1

I came across this problem that asks you to implement a regular expression matcher with support for '.' and '*', where

'.' Matches any single character.

'*' Matches zero or more of the preceding element.

isMatch("aa","a") → false
isMatch("aa","aa") → true
isMatch("aaa","aa") → false
isMatch("aa", "a*") → true
isMatch("aa", ".*") → true
isMatch("ab", ".*") → true
isMatch("aab", "c*a*b") → true

While I was able to solve this in a linear fashion, I came across lots of solutions that used DP, like the one below,

class Solution {
    public boolean isMatch(String text, String pattern) {
        boolean[][] dp = new boolean[text.length() + 1][pattern.length() + 1];
        dp[text.length()][pattern.length()] = true;

        for (int i = text.length(); i >= 0; i--){
            for (int j = pattern.length() - 1; j >= 0; j--){
                boolean first_match = (i < text.length() && 
                                       (pattern.charAt(j) == text.charAt(i) ||
                                        pattern.charAt(j) == '.'));
                if (j + 1 < pattern.length() && pattern.charAt(j+1) == '*'){
                    dp[i][j] = dp[i][j+2] || first_match && dp[i+1][j];
                } else {
                    dp[i][j] = first_match && dp[i+1][j+1];
                }
            }
        }
        return dp[0][0];
    }
}

I'm having a hard time understanding this. I've solved a few DP problems that involved grids (shortest path in 2d grid, largest square in binary 2d grid), using a DP table there made perfect sense to me. However here I'm completely lost, I'm unable to understand how traversing a 2d table helps in solving this problem. Further more it appears we know when the characters don't match in the loop, so I don't understand why we don't terminate the search there (this is also probably due to my lack of understanding of how a table traversal leads to a solution). Is there a clear intuitive explanation for problems like these?

Rnet
  • 111
  • 3
  • 1
    Some related questions, maybe even duplicates: https://cs.stackexchange.com/q/645/98, https://cs.stackexchange.com/q/47216/98, https://cs.stackexchange.com/q/2057/98. Tl;dr: don't think about the table; think about the recurrence underneath. Coding with a table is the simple part. – Raphael Mar 30 '18 at 10:55

1 Answers1

3

dp[i][j] represents whether text[i..] matches pattern[j..].

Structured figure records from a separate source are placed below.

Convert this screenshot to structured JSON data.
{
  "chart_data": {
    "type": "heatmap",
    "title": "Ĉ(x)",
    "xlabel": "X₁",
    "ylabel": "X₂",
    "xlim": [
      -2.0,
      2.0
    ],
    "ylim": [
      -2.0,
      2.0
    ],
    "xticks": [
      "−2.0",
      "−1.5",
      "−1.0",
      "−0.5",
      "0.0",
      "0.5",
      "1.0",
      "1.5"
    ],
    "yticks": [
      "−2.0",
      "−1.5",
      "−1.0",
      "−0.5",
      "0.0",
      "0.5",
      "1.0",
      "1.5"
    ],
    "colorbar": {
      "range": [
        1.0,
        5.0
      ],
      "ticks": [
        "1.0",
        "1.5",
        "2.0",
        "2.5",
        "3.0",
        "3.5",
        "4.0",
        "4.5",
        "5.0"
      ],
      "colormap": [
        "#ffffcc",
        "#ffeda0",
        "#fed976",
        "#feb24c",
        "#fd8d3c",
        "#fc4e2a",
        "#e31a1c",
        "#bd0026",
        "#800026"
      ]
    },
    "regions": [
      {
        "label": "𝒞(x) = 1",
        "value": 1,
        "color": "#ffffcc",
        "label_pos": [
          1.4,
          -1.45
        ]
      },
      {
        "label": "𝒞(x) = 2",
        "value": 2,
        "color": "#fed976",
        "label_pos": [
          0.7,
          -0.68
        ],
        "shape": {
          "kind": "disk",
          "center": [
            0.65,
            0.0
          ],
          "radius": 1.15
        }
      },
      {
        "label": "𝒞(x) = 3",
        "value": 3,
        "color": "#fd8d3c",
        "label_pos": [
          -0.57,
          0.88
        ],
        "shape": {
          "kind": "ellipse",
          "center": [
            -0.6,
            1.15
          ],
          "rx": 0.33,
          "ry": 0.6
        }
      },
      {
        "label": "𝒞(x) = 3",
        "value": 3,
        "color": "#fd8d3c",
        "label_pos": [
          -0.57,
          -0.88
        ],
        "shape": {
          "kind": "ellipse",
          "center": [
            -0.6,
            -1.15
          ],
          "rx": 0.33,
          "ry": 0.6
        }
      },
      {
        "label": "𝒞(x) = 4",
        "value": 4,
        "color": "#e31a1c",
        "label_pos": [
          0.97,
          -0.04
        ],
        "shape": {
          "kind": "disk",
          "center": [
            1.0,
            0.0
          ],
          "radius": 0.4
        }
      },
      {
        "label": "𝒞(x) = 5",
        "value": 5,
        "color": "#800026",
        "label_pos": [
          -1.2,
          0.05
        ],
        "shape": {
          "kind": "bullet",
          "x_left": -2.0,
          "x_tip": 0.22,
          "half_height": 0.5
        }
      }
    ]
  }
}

If pattern[j..] is starting with x* for some symbol x (including .), then text[i..] matches pattern[j..], or x*pattern[(j+2)..], if and only if

  • text[i..] matches pattern[(j+2)..] (i.e. x* matches an empty string), or

  • text[i] is x and text[(i+1)..] matches x*pattern[(j+2)..] (i.e. x* matches a non-empty string).

This is implemented by this part of code:

if (j + 1 < pattern.length() && pattern.charAt(j+1) == '*'){
    dp[i][j] = dp[i][j+2] || first_match && dp[i+1][j];
}

On the other hand, if pattern[j..] is not starting with x*, text[i..] matches pattern[j..] if and only if text[i] matches pattern[j] and text[(i+1)..] matches pattern[(j+1)..]. This is implemented by this part of code:

else {
    dp[i][j] = first_match && dp[i+1][j+1];
}
xskxzr
  • 7,455
  • 5
  • 23
  • 46